Bias-Variance Tradeoff — Section 6: Model Evaluation

Total error of a model on new data decomposes into three components:

E[(y - \hat{f}(x))^2] = \text{Bias}^2(\hat{f}) + \text{Var}(\hat{f}) + \sigma^2

Bias is systematic error from oversimplifying. Variance is sensitivity to training set noise. $\sigma^2$ is irreducible noise. Reducing one usually increases the other.

High bias (underfitting)

Symptoms: training error is high, validation error is high (similar to training). The model can't capture the true relationship. Fix: use a more flexible model, add features, reduce regularization.

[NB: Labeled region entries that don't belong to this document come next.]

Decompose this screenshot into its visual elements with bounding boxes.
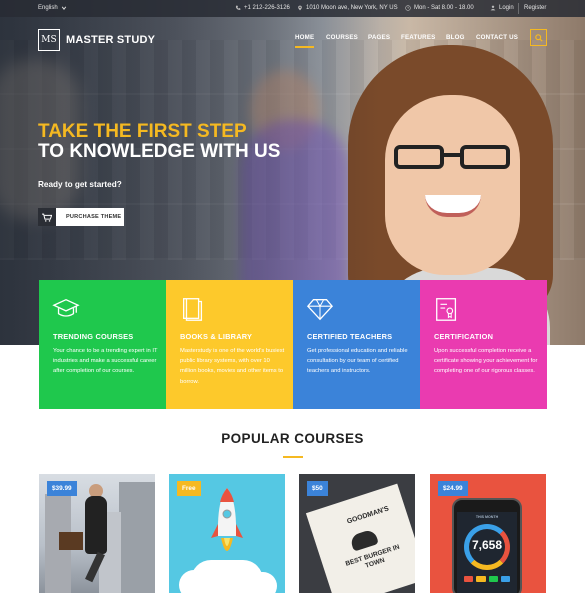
- feature-text: Get professional education and reliable …: [307, 348, 408, 375]
- course-image-cloud: [179, 570, 223, 593]
- nav-blog[interactable]: BLOG: [446, 34, 465, 41]
- feature-card-trending: TRENDING COURSES Your chance to be a tre…: [39, 280, 166, 409]
- price-badge: $39.99: [47, 481, 77, 496]
- course-image-number: 7,658: [471, 538, 503, 552]
- heading-underline: [283, 456, 303, 458]
- nav-features[interactable]: FEATURES: [401, 34, 436, 41]
- feature-text: Upon successful completion receive a cer…: [434, 348, 538, 375]
- course-image-legend: [464, 576, 510, 582]
- search-icon: [534, 33, 543, 42]
- hero-headline-2: TO KNOWLEDGE WITH US: [38, 141, 281, 162]
- legend-swatch: [488, 576, 498, 582]
- price-badge: $50: [307, 481, 328, 496]
- legend-swatch: [500, 576, 510, 582]
- book-icon: [183, 298, 203, 321]
- popular-courses-heading: POPULAR COURSES: [221, 431, 364, 446]
- map-pin-icon: [298, 5, 302, 11]
- logo-name: MASTER STUDY: [66, 34, 156, 46]
- nav-courses[interactable]: COURSES: [326, 34, 358, 41]
- feature-card-certification: CERTIFICATION Upon successful completion…: [420, 280, 547, 409]
- login-label: Login: [499, 5, 514, 11]
- feature-title: CERTIFIED TEACHERS: [307, 332, 393, 341]
- legend-swatch: [476, 576, 486, 582]
- user-icon: [490, 5, 496, 11]
- price-badge: Free: [177, 481, 201, 496]
- certificate-icon: [436, 298, 457, 321]
- feature-text: Masterstudy is one of the world's busies…: [180, 348, 285, 385]
- course-card[interactable]: GOODMAN'S BEST BURGER IN TOWN $50: [299, 474, 415, 593]
- clock-icon: [405, 5, 411, 11]
- register-link[interactable]: Register: [524, 5, 546, 11]
- address-info: 1010 Moon ave, New York, NY US: [297, 5, 398, 11]
- course-image-cloud: [233, 572, 277, 593]
- logo-mark: MS: [38, 29, 60, 51]
- diamond-icon: [306, 299, 334, 321]
- course-image-text: THIS MONTH: [475, 515, 499, 519]
- feature-title: TRENDING COURSES: [53, 332, 134, 341]
- address-text: 1010 Moon ave, New York, NY US: [306, 5, 398, 11]
- chevron-down-icon: [61, 6, 66, 10]
- login-link[interactable]: Login: [490, 5, 514, 11]
- purchase-theme-button[interactable]: PURCHASE THEME: [38, 208, 124, 226]
- hours-text: Mon - Sat 8.00 - 18.00: [414, 5, 474, 11]
- feature-card-teachers: CERTIFIED TEACHERS Get professional educ…: [293, 280, 420, 409]
- course-card[interactable]: THIS MONTH 7,658 $24.99: [430, 474, 546, 593]
- site-logo[interactable]: MS MASTER STUDY: [38, 29, 155, 51]
- purchase-theme-label: PURCHASE THEME: [66, 214, 122, 220]
- phone-info: +1 212-226-3126: [235, 5, 290, 11]
- nav-home[interactable]: HOME: [295, 34, 315, 48]
- hero-subline: Ready to get started?: [38, 180, 122, 189]
- graduation-cap-icon: [52, 298, 80, 317]
- phone-number: +1 212-226-3126: [244, 5, 290, 11]
- register-label: Register: [524, 5, 547, 11]
- hero-headline-1: TAKE THE FIRST STEP: [38, 121, 247, 142]
- legend-swatch: [464, 576, 474, 582]
- course-card[interactable]: $39.99: [39, 474, 155, 593]
- hours-info: Mon - Sat 8.00 - 18.00: [405, 5, 474, 11]
- course-image-briefcase: [59, 532, 83, 550]
- search-button[interactable]: [530, 29, 547, 46]
- language-label: English: [38, 5, 58, 11]
- nav-contact-us[interactable]: CONTACT US: [476, 34, 518, 41]
- feature-card-books: BOOKS & LIBRARY Masterstudy is one of th…: [166, 280, 293, 409]
- feature-text: Your chance to be a trending expert in I…: [53, 348, 158, 375]
- course-card[interactable]: Free: [169, 474, 285, 593]
- nav-pages[interactable]: PAGES: [368, 34, 390, 41]
- feature-title: BOOKS & LIBRARY: [180, 332, 253, 341]
- price-badge: $24.99: [438, 481, 468, 496]
- cart-icon: [38, 208, 56, 226]
- topbar-divider: [518, 3, 519, 14]
- feature-title: CERTIFICATION: [434, 332, 494, 341]
- course-image-businessman: [85, 496, 107, 554]
- course-image-building: [119, 482, 155, 593]
- top-bar: English +1 212-226-3126 1010 Moon ave, N…: [0, 0, 585, 17]
- phone-icon: [235, 5, 241, 10]
- language-selector[interactable]: English: [38, 5, 67, 11]
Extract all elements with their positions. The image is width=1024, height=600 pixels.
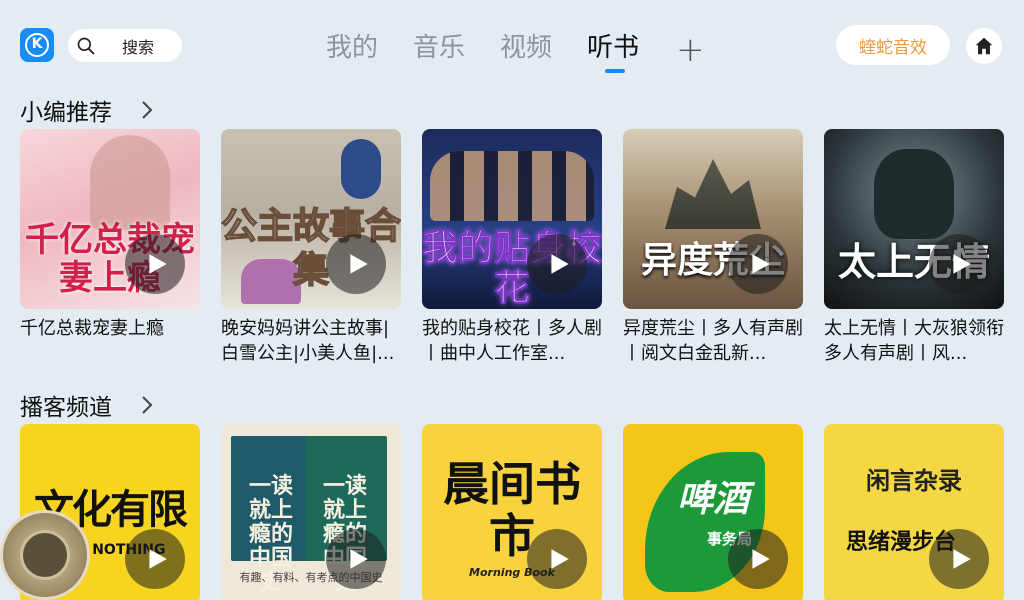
list-item[interactable]: 异度荒尘 异度荒尘丨多人有声剧丨阅文白金乱新... [623,129,803,366]
play-button[interactable] [728,234,788,294]
chevron-right-icon [142,396,153,414]
item-title: 我的贴身校花丨多人剧丨曲中人工作室... [422,318,602,364]
section-title: 小编推荐 [20,100,112,126]
cover-image: 千亿总裁宠妻上瘾 [20,129,200,309]
play-icon [752,549,770,569]
viper-effect-button[interactable]: 蝰蛇音效 [836,25,950,65]
play-icon [953,254,971,274]
now-playing-disc[interactable] [0,510,90,600]
list-item[interactable]: 我的贴身校花 我的贴身校花丨多人剧丨曲中人工作室... [422,129,602,366]
play-button[interactable] [125,529,185,589]
cover-art: 一读就上瘾的中国史 [231,436,313,594]
play-button[interactable] [527,529,587,589]
list-item[interactable]: 一读就上瘾的中国史 一读就上瘾的中国史 有趣、有料、有考点的中国史 [221,424,401,600]
section-header-editor-picks[interactable]: 小编推荐 [20,93,154,127]
cover-image: 公主故事合集 [221,129,401,309]
tab-music[interactable]: 音乐 [413,28,465,68]
add-tab-button[interactable]: + [676,28,705,72]
cover-image: 太上无情 [824,129,1004,309]
play-icon [752,254,770,274]
search-box[interactable]: 搜索 [68,29,182,62]
list-item[interactable]: 太上无情 太上无情丨大灰狼领衔多人有声剧丨风... [824,129,1004,366]
cover-art [430,151,594,221]
section-header-podcasts[interactable]: 播客频道 [20,388,154,422]
cover-art [665,159,761,229]
cover-art [874,149,954,239]
tab-video[interactable]: 视频 [500,28,552,68]
section-title: 播客频道 [20,395,112,421]
podcast-row: 文化有限 OW NOTHING 一读就上瘾的中国史 一读就上瘾的中国史 有趣、有… [20,424,1004,600]
play-button[interactable] [527,234,587,294]
list-item[interactable]: 公主故事合集 晚安妈妈讲公主故事|白雪公主|小美人鱼|... [221,129,401,366]
cover-image: 我的贴身校花 [422,129,602,309]
item-title: 晚安妈妈讲公主故事|白雪公主|小美人鱼|... [221,318,395,364]
chevron-right-icon [142,101,153,119]
item-title: 千亿总裁宠妻上瘾 [20,318,164,339]
play-button[interactable] [728,529,788,589]
play-button[interactable] [929,234,989,294]
disc-center [20,530,70,580]
cover-image: 异度荒尘 [623,129,803,309]
item-title: 异度荒尘丨多人有声剧丨阅文白金乱新... [623,318,803,364]
search-placeholder: 搜索 [122,37,155,57]
top-bar: K 搜索 我的 音乐 视频 听书 + 蝰蛇音效 [0,0,1024,90]
app-logo[interactable]: K [20,28,54,62]
play-icon [350,254,368,274]
cover-image: 晨间书市 Morning Book [422,424,602,600]
search-icon [77,37,95,54]
list-item[interactable]: 闲言杂录 思绪漫步台 [824,424,1004,600]
cover-image: 啤酒 事务局 [623,424,803,600]
list-item[interactable]: 千亿总裁宠妻上瘾 千亿总裁宠妻上瘾 [20,129,200,366]
cover-text: 啤酒 [676,479,749,520]
main-tabs: 我的 音乐 视频 听书 + [326,28,705,73]
play-button[interactable] [326,234,386,294]
cover-image: 一读就上瘾的中国史 一读就上瘾的中国史 有趣、有料、有考点的中国史 [221,424,401,600]
tab-audiobook[interactable]: 听书 [587,28,639,73]
play-icon [953,549,971,569]
list-item[interactable]: 啤酒 事务局 [623,424,803,600]
play-button[interactable] [929,529,989,589]
play-icon [149,549,167,569]
cover-image: 闲言杂录 思绪漫步台 [824,424,1004,600]
tab-mine[interactable]: 我的 [326,28,378,68]
cover-text: 闲言杂录 [866,467,962,495]
play-button[interactable] [326,529,386,589]
play-icon [551,549,569,569]
cover-art [341,139,381,199]
logo-letter: K [25,33,49,57]
editor-picks-row: 千亿总裁宠妻上瘾 千亿总裁宠妻上瘾 公主故事合集 晚安妈妈讲公主故事|白雪公主|… [20,129,1004,366]
play-icon [350,549,368,569]
list-item[interactable]: 晨间书市 Morning Book [422,424,602,600]
play-icon [149,254,167,274]
cover-art [90,135,170,230]
home-button[interactable] [966,28,1002,64]
home-icon [975,37,993,55]
play-icon [551,254,569,274]
play-button[interactable] [125,234,185,294]
item-title: 太上无情丨大灰狼领衔多人有声剧丨风... [824,318,1004,364]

High variance (overfitting)

Symptoms: training error is low, validation error is much higher. The model memorized noise. Fix: simpler model, more data, more regularization, ensemble averaging.

The tradeoff in action

Polynomial degree 1 (linear): high bias if the truth is curved
Polynomial degree 20: low bias but high variance — overfits even moderate noise
Optimal: somewhere between, found via cross-validation

Bagging reduces variance

Averaging many overfit models (each fit on bootstrap samples) reduces variance without raising bias. Random forests exploit this directly.

Boosting reduces bias

Sequentially fitting trees to residuals adds capacity, reducing bias. Combined with shallow trees (high bias individually), boosting moves the bias-variance balance favorably.

More data helps variance, not bias

Doubling the training set roughly halves model variance but doesn't change bias. If your model is biased, getting more data won't help — you need a better model. If it's variable, more data will.